QM/MM Study on Mechanistic Photophysics of Alloxazine Chromophore in Aqueous Solution.

Compared with isoalloxazine, the core chromophore of biologically important flavins, alloxazine exhibits much lower fluorescence quantum yield and larger intersystem-crossing quantum yield. However, its efficient radiationless relaxation pathways are still elusive. In this work, we have used the QM(MS-CASPT2//CASSCF)/MM method to explore the mechanistic photophysics of alloxazine chromophore in aqueous solution. On the basis of the optimized minima, conical intersections, and crossing points in the lowest (1)ππ*, (1)nπ*, (3)ππ*, and (3)nπ* states, we have proposed three energetically possible nonadiabatic relaxation pathways populating the lowest (3)ππ* triplet state from the initially populated excited (1)ππ* singlet state. The first is the direct (1)ππ*→ (3)ππ* intersystem crossing via the (1)ππ*/(3)ππ* crossing point.

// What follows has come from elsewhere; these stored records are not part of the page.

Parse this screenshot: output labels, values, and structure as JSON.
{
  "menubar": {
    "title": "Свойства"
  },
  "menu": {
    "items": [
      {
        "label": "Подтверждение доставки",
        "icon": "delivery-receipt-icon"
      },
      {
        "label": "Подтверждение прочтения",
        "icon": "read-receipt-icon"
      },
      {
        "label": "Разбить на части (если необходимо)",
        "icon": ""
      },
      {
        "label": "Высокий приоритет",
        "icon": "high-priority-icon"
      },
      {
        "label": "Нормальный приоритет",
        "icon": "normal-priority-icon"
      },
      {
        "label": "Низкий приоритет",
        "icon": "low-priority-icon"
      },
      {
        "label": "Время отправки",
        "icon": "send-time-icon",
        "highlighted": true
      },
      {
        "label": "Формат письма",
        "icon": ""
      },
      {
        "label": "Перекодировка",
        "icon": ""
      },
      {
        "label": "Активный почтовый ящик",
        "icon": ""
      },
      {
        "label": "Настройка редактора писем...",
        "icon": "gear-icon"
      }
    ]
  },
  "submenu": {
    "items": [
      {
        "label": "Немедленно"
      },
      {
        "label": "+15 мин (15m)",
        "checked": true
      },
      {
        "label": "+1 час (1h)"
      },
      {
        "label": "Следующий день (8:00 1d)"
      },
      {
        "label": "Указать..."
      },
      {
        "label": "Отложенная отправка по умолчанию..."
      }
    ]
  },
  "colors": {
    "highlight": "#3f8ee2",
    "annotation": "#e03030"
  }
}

The second is an indirect (1)ππ* → (3)ππ* intersystem crossing relayed by the dark (1)nπ* singlet state. In this route, the (1)ππ* system first decays to the (1)nπ* state via the (1)ππ*/(1)nπ* conical intersection, followed by an (1)nπ*→ (3)ππ* intersystem crossing at the (1)nπ*/(3)ππ* crossing point to arrive at the final (3)ππ* state. The third is similar to the second one; but its intersystem crossing is relayed by the (3)nπ* triplet state. The (1)ππ* system first decays to the (3)nπ* state via the (1)ππ*/(3)nπ* crossing point; the generated (3)nπ* state is then de-excited to the (3)ππ* state through the (3)nπ*→ (3)ππ* internal conversion at the (3)nπ*/(3)ππ* conical intersection. According to the classical El-Sayed rule, we suggest the second and third paths play a much more important role than the first one in the formation of the lowest (3)ππ* state.